Posted on Monday, August 22, 2005

Dr. James Perkins, professor of English and chair of the Department of English and Public Relations at Westminster College, was recently named a "Kentucky Colonel" by Governor Ernie Fletcher.

 "Five years ago, I began asking 'What are the plans for Robert Penn Warren's 100th birthday,'" Perkins said.  "No one wanted to hear that question then, but they were happy to name me 'Special Program Chair for the Centenary" so I formed an advisory board.  The chief thing most folks wanted was a United States postage stamp issued to honor Warren."

 After reading the criteria and finding that Warren met them, Perkins wrote a letter to the Citizens Stamp Advisory Commission outlining Warren's qualifications and requesting a stamp be issued in his honor.

 "They answered my letter saying that they would take the matter under advisement and assuring me that my part in the process was over, indicating I should wait patiently for their decision," Perkins said.  "But I teach public relations and like to flash my skills from time to time.  So with the help of a number of students, especially Eleanor Ludwig Milarski (a 2002 Westminster graduate from Pittsburgh) and Jon McKay (a 2002 Westminster graduate from Butler), I wrote letters to the senators and representatives of every state Warren lived in and to the presidents of every college he attended or taught in to ask for their support of the effort to get a stamp for Warren."

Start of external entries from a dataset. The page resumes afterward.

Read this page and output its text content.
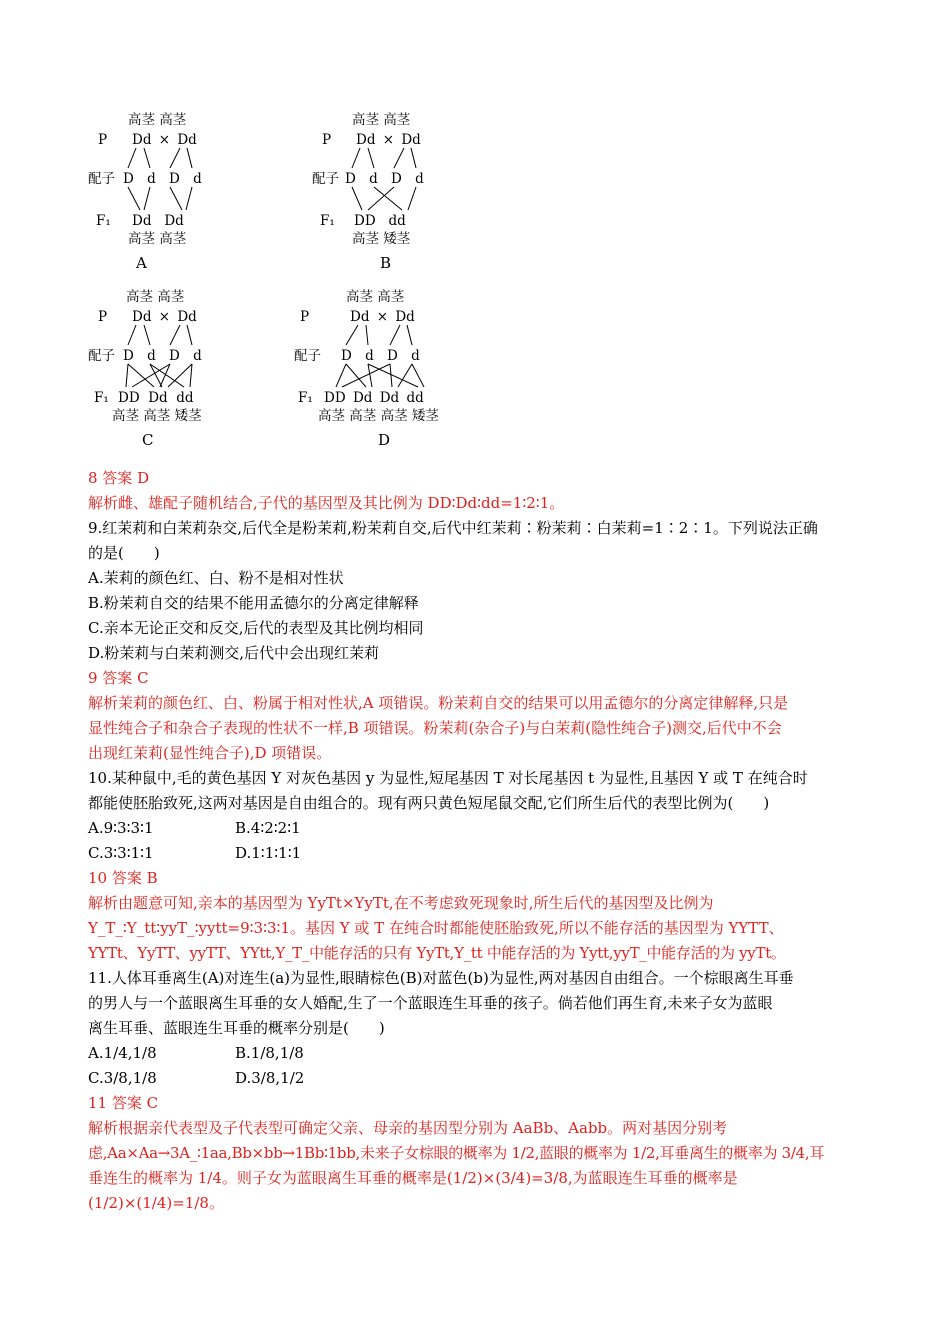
高茎 高茎
P Dd × Dd
配子 D d D d
F₁ Dd   Dd
高茎 高茎
A
高茎 高茎
P Dd × Dd
配子 D d D d
F₁ DD   dd
高茎 矮茎
B
高茎 高茎
P Dd × Dd
配子 D d D d
F₁ DD  Dd  dd
高茎 高茎 矮茎
C
高茎 高茎
P	Dd × Dd
配子 D d D d
F₁ DD Dd Dd dd
高茎 高茎 高茎 矮茎
D
8 答案 D
解析雌、雄配子随机结合,子代的基因型及其比例为 DD∶Dd∶dd=1∶2∶1。
9.红茉莉和白茉莉杂交,后代全是粉茉莉,粉茉莉自交,后代中红茉莉∶粉茉莉∶白茉莉=1∶2∶1。下列说法正确
的是(　　)
A.茉莉的颜色红、白、粉不是相对性状
B.粉茉莉自交的结果不能用孟德尔的分离定律解释
C.亲本无论正交和反交,后代的表型及其比例均相同
D.粉茉莉与白茉莉测交,后代中会出现红茉莉
9 答案 C
解析茉莉的颜色红、白、粉属于相对性状,A 项错误。粉茉莉自交的结果可以用孟德尔的分离定律解释,只是
显性纯合子和杂合子表现的性状不一样,B 项错误。粉茉莉(杂合子)与白茉莉(隐性纯合子)测交,后代中不会
出现红茉莉(显性纯合子),D 项错误。
10.某种鼠中,毛的黄色基因 Y 对灰色基因 y 为显性,短尾基因 T 对长尾基因 t 为显性,且基因 Y 或 T 在纯合时
都能使胚胎致死,这两对基因是自由组合的。现有两只黄色短尾鼠交配,它们所生后代的表型比例为(　　)
A.9∶3∶3∶1	B.4∶2∶2∶1
C.3∶3∶1∶1	D.1∶1∶1∶1
10 答案 B
解析由题意可知,亲本的基因型为 YyTt×YyTt,在不考虑致死现象时,所生后代的基因型及比例为
Y_T_∶Y_tt∶yyT_∶yytt=9∶3∶3∶1。基因 Y 或 T 在纯合时都能使胚胎致死,所以不能存活的基因型为 YYTT、
YYTt、YyTT、yyTT、YYtt,Y_T_中能存活的只有 YyTt,Y_tt 中能存活的为 Yytt,yyT_中能存活的为 yyTt。
11.人体耳垂离生(A)对连生(a)为显性,眼睛棕色(B)对蓝色(b)为显性,两对基因自由组合。一个棕眼离生耳垂
的男人与一个蓝眼离生耳垂的女人婚配,生了一个蓝眼连生耳垂的孩子。倘若他们再生育,未来子女为蓝眼
离生耳垂、蓝眼连生耳垂的概率分别是(　　)
A.1/4,1/8	B.1/8,1/8
C.3/8,1/8	D.3/8,1/2
11 答案 C
解析根据亲代表型及子代表型可确定父亲、母亲的基因型分别为 AaBb、Aabb。两对基因分别考
虑,Aa×Aa→3A_∶1aa,Bb×bb→1Bb∶1bb,未来子女棕眼的概率为 1/2,蓝眼的概率为 1/2,耳垂离生的概率为 3/4,耳
垂连生的概率为 1/4。则子女为蓝眼离生耳垂的概率是(1/2)×(3/4)=3/8,为蓝眼连生耳垂的概率是
(1/2)×(1/4)=1/8。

 In Warren's hometown of Guthrie, Ky., the United States Postal Service introduced the 37-cent Robert Penn Warren commemorative stamp before a crowd of about three thousand, including Warren's son and daughter.

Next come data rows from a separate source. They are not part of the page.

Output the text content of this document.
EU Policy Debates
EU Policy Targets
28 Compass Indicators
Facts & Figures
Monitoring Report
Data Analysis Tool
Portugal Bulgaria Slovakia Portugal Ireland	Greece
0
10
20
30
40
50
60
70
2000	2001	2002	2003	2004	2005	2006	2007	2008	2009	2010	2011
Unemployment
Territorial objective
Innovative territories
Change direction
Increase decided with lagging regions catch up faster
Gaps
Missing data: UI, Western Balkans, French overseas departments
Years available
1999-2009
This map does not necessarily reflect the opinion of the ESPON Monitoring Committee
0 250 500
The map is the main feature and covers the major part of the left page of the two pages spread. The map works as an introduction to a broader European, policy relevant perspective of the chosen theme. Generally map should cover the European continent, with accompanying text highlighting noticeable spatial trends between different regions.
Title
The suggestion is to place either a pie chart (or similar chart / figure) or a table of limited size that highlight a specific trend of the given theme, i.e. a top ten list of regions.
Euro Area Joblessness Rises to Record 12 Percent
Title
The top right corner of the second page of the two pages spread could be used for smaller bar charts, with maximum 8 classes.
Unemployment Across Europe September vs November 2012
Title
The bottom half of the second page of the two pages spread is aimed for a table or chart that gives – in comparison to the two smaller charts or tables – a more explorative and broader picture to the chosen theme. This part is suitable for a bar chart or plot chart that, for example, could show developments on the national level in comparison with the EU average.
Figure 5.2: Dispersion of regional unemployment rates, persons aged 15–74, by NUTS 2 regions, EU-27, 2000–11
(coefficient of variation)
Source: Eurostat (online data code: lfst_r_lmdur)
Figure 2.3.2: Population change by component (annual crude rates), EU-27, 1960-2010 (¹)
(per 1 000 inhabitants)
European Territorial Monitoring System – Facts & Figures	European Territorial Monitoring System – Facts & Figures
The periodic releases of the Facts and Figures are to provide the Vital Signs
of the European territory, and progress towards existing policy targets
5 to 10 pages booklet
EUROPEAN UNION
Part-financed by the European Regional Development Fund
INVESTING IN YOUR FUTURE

 "In appreciation of the efforts of the members of the advisory board, The Center for Robert Penn Warren Studies asked the governor of Kentucky to commission us Kentucky Colonels," Perkins said.  "As a native of Kentucky, I prize this award more highly than does the retired Air Force Colonel from Texas whom we now call Colonel Colonel."

 Perkins has been researching Warren's life and works for a number of years and has been published numerous times.

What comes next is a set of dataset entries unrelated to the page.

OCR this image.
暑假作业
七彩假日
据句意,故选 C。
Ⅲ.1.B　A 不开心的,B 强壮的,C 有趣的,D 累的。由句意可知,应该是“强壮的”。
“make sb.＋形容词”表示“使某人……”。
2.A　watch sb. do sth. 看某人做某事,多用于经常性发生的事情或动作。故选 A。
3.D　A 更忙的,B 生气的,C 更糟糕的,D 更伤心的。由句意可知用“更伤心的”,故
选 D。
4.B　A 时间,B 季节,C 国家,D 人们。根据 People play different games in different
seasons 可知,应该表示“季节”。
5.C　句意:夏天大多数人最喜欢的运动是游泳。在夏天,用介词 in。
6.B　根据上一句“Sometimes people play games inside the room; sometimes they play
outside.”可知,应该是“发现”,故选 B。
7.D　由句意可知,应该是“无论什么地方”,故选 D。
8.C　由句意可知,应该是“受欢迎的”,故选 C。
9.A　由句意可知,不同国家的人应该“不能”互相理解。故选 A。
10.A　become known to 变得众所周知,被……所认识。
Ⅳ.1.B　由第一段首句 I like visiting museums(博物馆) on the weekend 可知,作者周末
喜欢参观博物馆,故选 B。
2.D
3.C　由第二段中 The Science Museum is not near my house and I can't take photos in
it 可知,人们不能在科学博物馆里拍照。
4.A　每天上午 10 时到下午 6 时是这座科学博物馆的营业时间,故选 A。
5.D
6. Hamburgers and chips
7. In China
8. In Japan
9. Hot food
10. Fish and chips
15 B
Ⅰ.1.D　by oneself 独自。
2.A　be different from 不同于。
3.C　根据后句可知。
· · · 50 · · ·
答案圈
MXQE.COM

 In 2005 Perkins wrote "The Cass Mastern Material: The Core of Robert Penn Warren's 'All the King's Men,'" which was published by the Louisiana State University Press in March 2005.

 "The most interesting thing that I got out of this book is a new interpretation of Warren's 'All the King's Men,'" Perkins said.  "My research shows that the basic plot of the book has been misunderstood by critics for more than 50 years.  Using genetic evidence derived from the descriptions of the major characters [Dr.] Patrick McCarthy (professor of biology at Westminster College) and I were able to eliminate Judge Irwin as Jack's Burden's father.  It took me 10 years to write this book -- five to do the research and five to figure out what the research meant."

In 2000, he co-edited, along with James A. Grimshaw, Jr. "Robert Penn Warren's All the King's Men: Three Stage Versions." More recently he collaborated with Patrick McCarthy and Frank D. Allen, Jr. in writing "Human Genetics and All the King's Men; The Case of Jack Burden's Paternity" for Mississippi Quarterly. This volume is his first solo flight in book-length criticism.

 Perkins, who has been with Westminster College since 1973, is also the chair of Westminster's Department of English and Public Relations.  He earned his undergraduate degree from Centre College, his master's from Miami University, and his Ph.D. from the University of Tennessee.  During the fall term of 1998, he was a Fulbright Visiting Professor at Seoul National University in Korea.  He has also been honored as a Henderson Lecturer and McCandless Fellow.  His publication also include three chapbooks of poetry; "For the Record: a Robert Drake Reader, a collection edited with Randy Hendricks; "Snakes, Butterbeans, and the Discovery of Electricity," a collection of short stories; and "Southern Writers at Centuries End," a collection of essays co-edited with Jeffrey Folks.